Long Memory Models

Time Series

Department of Mathematical Sciences, Aalborg University

Long Memory

Long memory

  • Long memory, or long-range dependence, in time series analysis deals with the notion that data may have a strong dependence on past values.

  • In particular, the autocorrelation function of the data may decay slower than what ARMA models can capture.

  • Long memory models are used in climate, finance, biology, economics, and many other fields.

  • Today we will discuss the concept of long memory, why it may occur, and how to model it.

Long memory

Nile River annual flows is the classical example.

#| echo: true
#| code-fold: true
#| cache: true
using Pkg; Pkg.activate(pwd())
using LongMemory
NileDataPlot()

Long memory

#| echo: true
#| code-fold: true
#| cache: true
#| 
using Plots
autocorrelation_plot(NileData().NileMin, 50)
plot!(1:51, [0.4^i for i in 0:50],linewidth=3,linestyle=:dash)
title!("AR(1) with α=0.4")

Long memory

#| echo: true
#| code-fold: true
#| cache: true
#| 
autocorrelation_plot(NileData().NileMin, 50)
plot!(1:51, [0.4^i for i in 0:50],linewidth=3,linestyle=:dash)
plot!(1:51, [0.8^i for i in 0:50],linewidth=3,linestyle=:dot)
title!("AR(1) with α=0.8")

Long memory

#| echo: true
#| code-fold: true
#| cache: true
#| 
autocorrelation_plot(NileData().NileMin, 50)
plot!(1:51, [0.4^i for i in 0:50],linewidth=3,linestyle=:dash)
plot!(1:51, [0.8^i for i in 0:50],linewidth=3,linestyle=:dot)
plot!(1:51, [0.9^i for i in 0:50],linewidth=3,linestyle=:dashdot)
title!("AR(1) with α=0.9")

Long memory

Definition

We say that a time series \(x_t\) has long memory if: \[\begin{equation}\label{def:cov} \gamma_x(k) \approx C_x k^{2d-1}\quad \text{as}\quad k\to\infty, \end{equation}\] where \(\gamma_x(k)\) is the autocovariance function and \(C_x\in\mathbb{R}\).

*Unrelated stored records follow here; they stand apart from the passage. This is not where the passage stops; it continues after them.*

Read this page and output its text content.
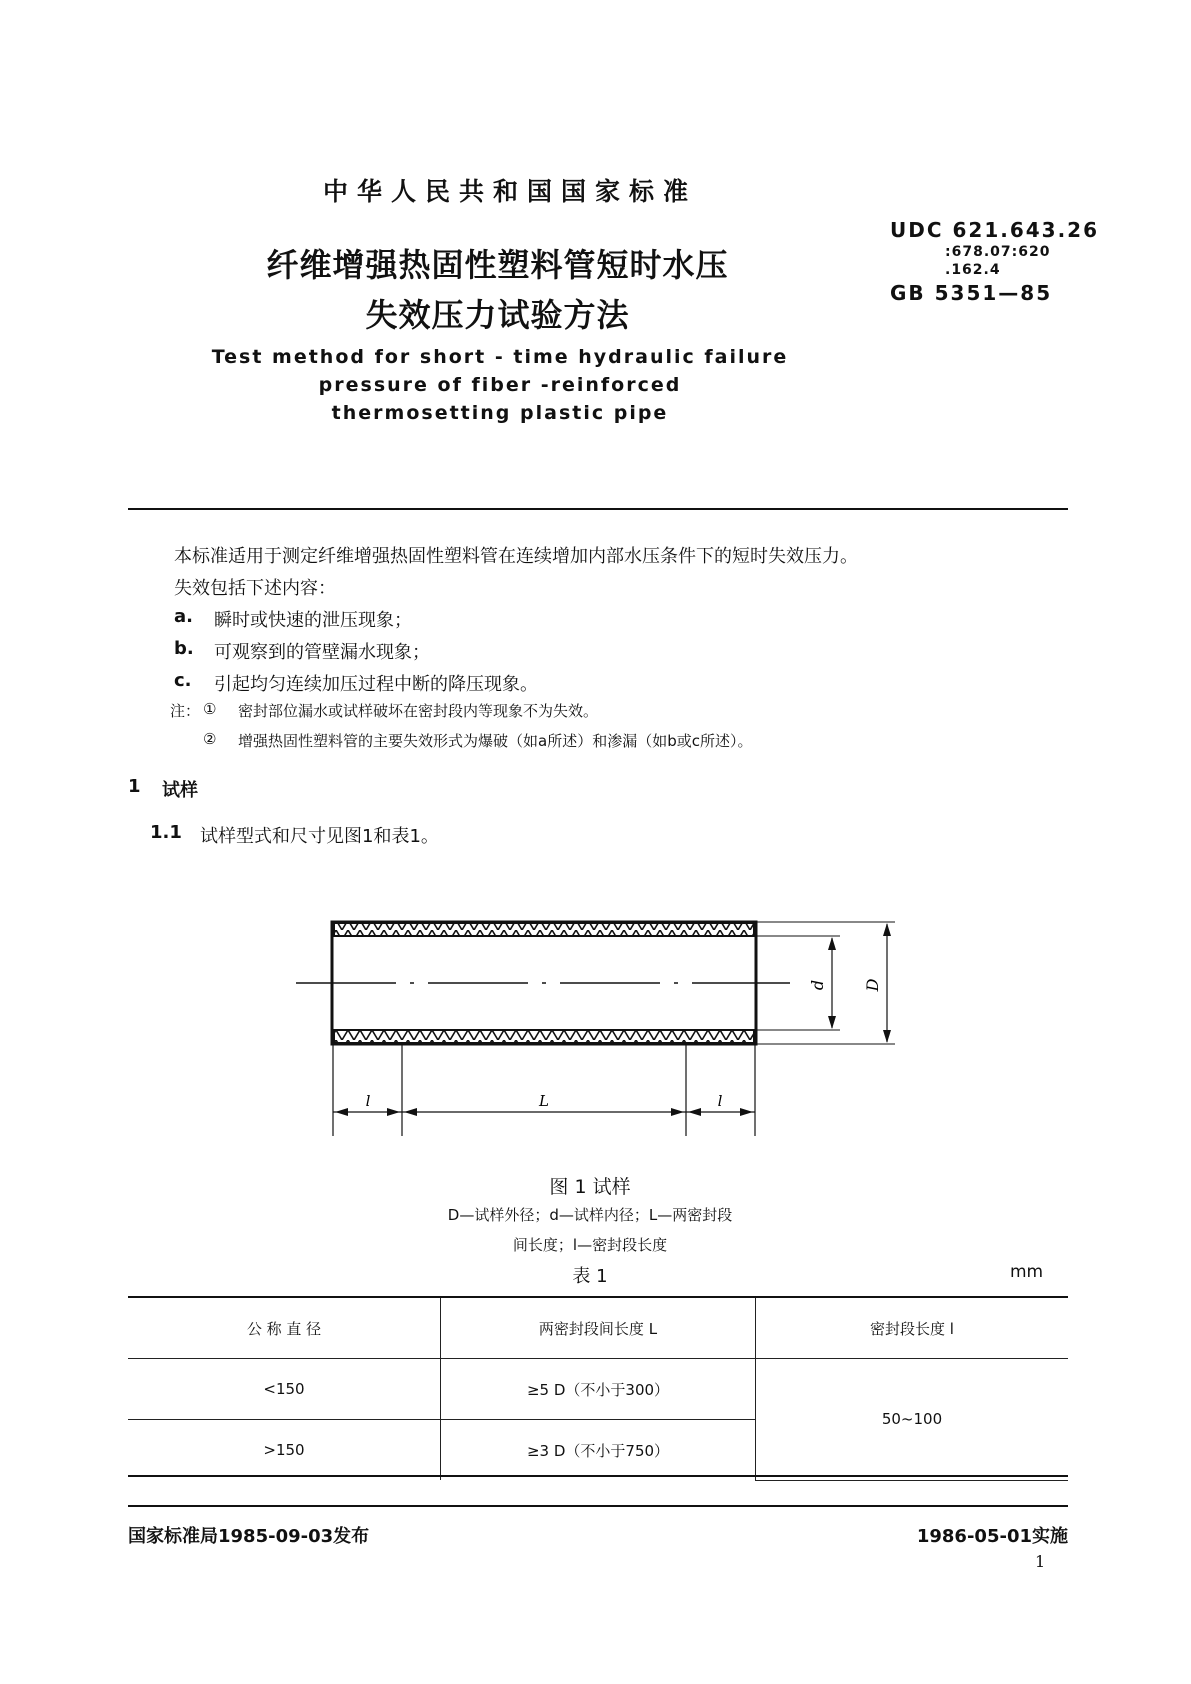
中华人民共和国国家标准
纤维增强热固性塑料管短时水压
失效压力试验方法
Test method for short - time hydraulic failure
pressure of fiber -reinforced
thermosetting plastic pipe
UDC 621.643.26
:678.07:620
.162.4
GB 5351—85
本标准适用于测定纤维增强热固性塑料管在连续增加内部水压条件下的短时失效压力。
失效包括下述内容：
a. 瞬时或快速的泄压现象；
b. 可观察到的管壁漏水现象；
c. 引起均匀连续加压过程中断的降压现象。
注： ① 密封部位漏水或试样破坏在密封段内等现象不为失效。
② 增强热固性塑料管的主要失效形式为爆破（如a所述）和渗漏（如b或c所述）。
1 试样
1.1 试样型式和尺寸见图1和表1。
d D
l	L	l
图 1 试样
D—试样外径；d—试样内径；L—两密封段
间长度；l—密封段长度
表 1	mm
公 称 直 径	两密封段间长度 L	密封段长度 l
<150	≥5 D（不小于300）	50~100
>150	≥3 D（不小于750）	
国家标准局1985-09-03发布	1986-05-01实施
1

Above, \(g(x)\approx h(x)\) as \(x\to x_0\) means that \(g(x)/h(x)\) converges to \(1\) as \(x\) tends to \(x_0\).

Long memory examples

Long memory origins

Reasons for long memory in time series include:

  • The series is a result of cross-sectional aggregation, Granger (1980) and Haldrup and Vera‐Valdés (2017).

  • The series is a result of shocks of stochastic duration, Parke (1999).

  • The series was fractionally differenced, Granger and Joyeux (1980) and Hosking (1981).

Fractional Differencing

Fractional differencing

  • It is the most common approach to model long memory in time series.

  • It is based on the idea of extending the concept of differencing to non-integer orders.

  • Was first proposed by Granger and Joyeux (1980) and Hosking (1981).

Fractional differencing

Definition

The series \(x_t\) is said to be integrated of order \(d\), denoted \(I(d)\), if \[ (1-L)^dx_t = \varepsilon_t,\] where \(L\) is the lag operator, and \(\varepsilon_t\) is a white noise process with variance \(\sigma^2\).

  • \((1-L)^d\) is called the fractional difference operator.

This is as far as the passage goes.